Just days after city council members in Oregon shot down a proposal to put up an “In God We Trust” sign, their neighbors up north have done the same.
In Clark County, Washington, the crowd was overwhelmingly against the religious gesture and the elected officials followed suit:
After hearing about two hours of public testimony — during which about two-thirds of the speakers opposed the controversial proposal — [Councilor Tom] Mielke moved to display the national motto in the meeting room.
Councilor Jeanne Stewart, however, said while she would not be offended by the display, it was clear from the protests that some would feel uncomfortable coming to public meetings if “In God We Trust” was posted. Stewart pledged to oppose the motion to cheers and applause from the audience.

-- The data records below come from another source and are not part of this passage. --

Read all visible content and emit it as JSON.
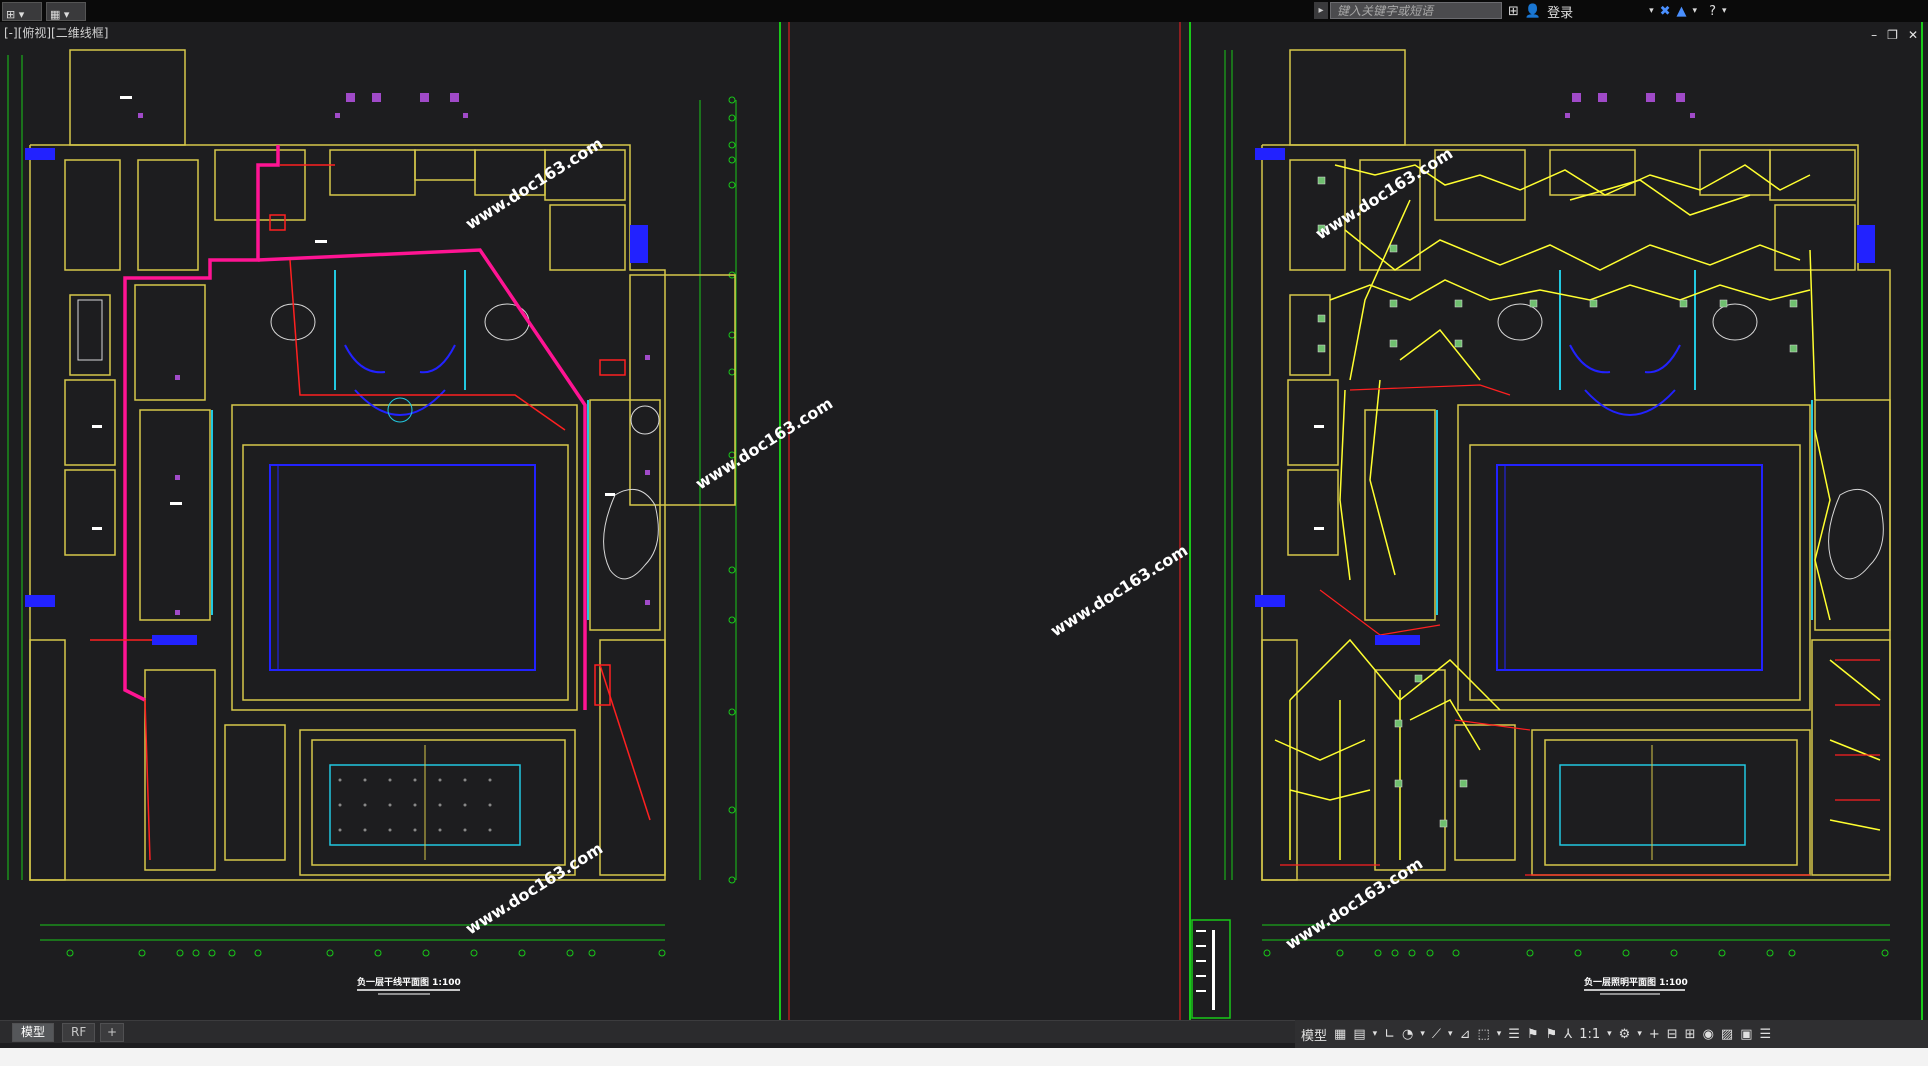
{
  "toolbar": {
    "search_placeholder": "键入关键字或短语",
    "login_label": "登录"
  },
  "view_label": "[-][俯视][二维线框]",
  "drawings": {
    "left_title": "负一层干线平面图   1:100",
    "right_title": "负一层照明平面图   1:100"
  },
  "watermark": "www.doc163.com",
  "tabs": [
    "模型",
    "RF",
    "+"
  ],
  "status": {
    "model_label": "模型",
    "scale": "1:1"
  },
  "colors": {
    "wall": "#d6c84a",
    "grid": "#19c819",
    "blue": "#2222ff",
    "cyan": "#22c8e0",
    "magenta": "#ff1493",
    "red": "#ff2020",
    "yellow": "#ffff30"
  }
}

No one seconded Mielke’s motion to put up the sign, which effectively put the debate to rest.
This is why it’s so important to have a presence at these meetings. So many of these proposals pass because council members just assume everyone’s fine with it. They’re surprised that not everyone agrees with the sentiment. So a big tip of the hat to everyone who attended the meeting and spoke out against the display.
Brian Harvey, the Executive Director of the Center for Inquiry–Portland was the main organizer for this event and he told me via email why he thought it was successful. There were the obvious tactics…

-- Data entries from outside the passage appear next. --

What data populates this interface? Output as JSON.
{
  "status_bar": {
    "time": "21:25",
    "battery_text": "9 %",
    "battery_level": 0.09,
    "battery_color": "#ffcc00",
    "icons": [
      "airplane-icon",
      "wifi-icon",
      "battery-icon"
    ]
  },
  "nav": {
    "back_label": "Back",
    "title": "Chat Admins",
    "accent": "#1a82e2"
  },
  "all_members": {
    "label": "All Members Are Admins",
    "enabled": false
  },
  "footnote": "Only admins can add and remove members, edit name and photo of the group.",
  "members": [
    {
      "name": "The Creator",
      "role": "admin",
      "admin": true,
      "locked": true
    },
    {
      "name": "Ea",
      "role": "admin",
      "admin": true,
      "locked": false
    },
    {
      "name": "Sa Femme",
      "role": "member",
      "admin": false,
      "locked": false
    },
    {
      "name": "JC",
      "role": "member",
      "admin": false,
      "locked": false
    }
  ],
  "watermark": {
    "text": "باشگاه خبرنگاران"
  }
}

1. We showed up in numbers. People were willing to speak out. Together, we have a voice.
2. Good coordination with local groups helped ensure a big turnout.
3. We alerted the media. This became a big, visible issue.
… and less obvious ones:
4. We attempted to avoid being cast as “angry and offended atheists” by framing our opposition as “We’re not mad, we’re disappointed.” Our claim was that since we live in an era marked by political division, politicians should be modeling and promoting unity now more than ever — not harming the community with divisive politics. By running for office they are making a claim that they are the best possible candidate for the position — is this really the best we can expect from them? The best they could be doing?
5. We tried to focus on calling for unity — in this case holding an ‘E Pluribus Unum’ Rally for Unity in the plaza outside the County building before the meeting.
6. Many, many local people spoke from their heart at the meeting. They told personal and emotional stories of feeling excluded. Ex: The 60-year old Buddhist who became a naturalized American citizen 35 years ago (Southeast Asia Emigrant), lived in Clark County for years, loved his country, always felt a little bit of an outsider, doesn’t have a god in his Buddhist belief system, would feel even more excluded if In God We Trust was posted on the wall. Ex: the retired marine servicewoman who was forced to have Roman Catholic listed as her religion on her dog tags because they wouldn’t put “atheist” on them — always made her feel like a little an outsider even as she was serving her country.
Harvey added that the last one may have been the most crucial since it “forced the Councilors to be faced with, and to come to terms with, how this affects their constituents in their everyday lives.”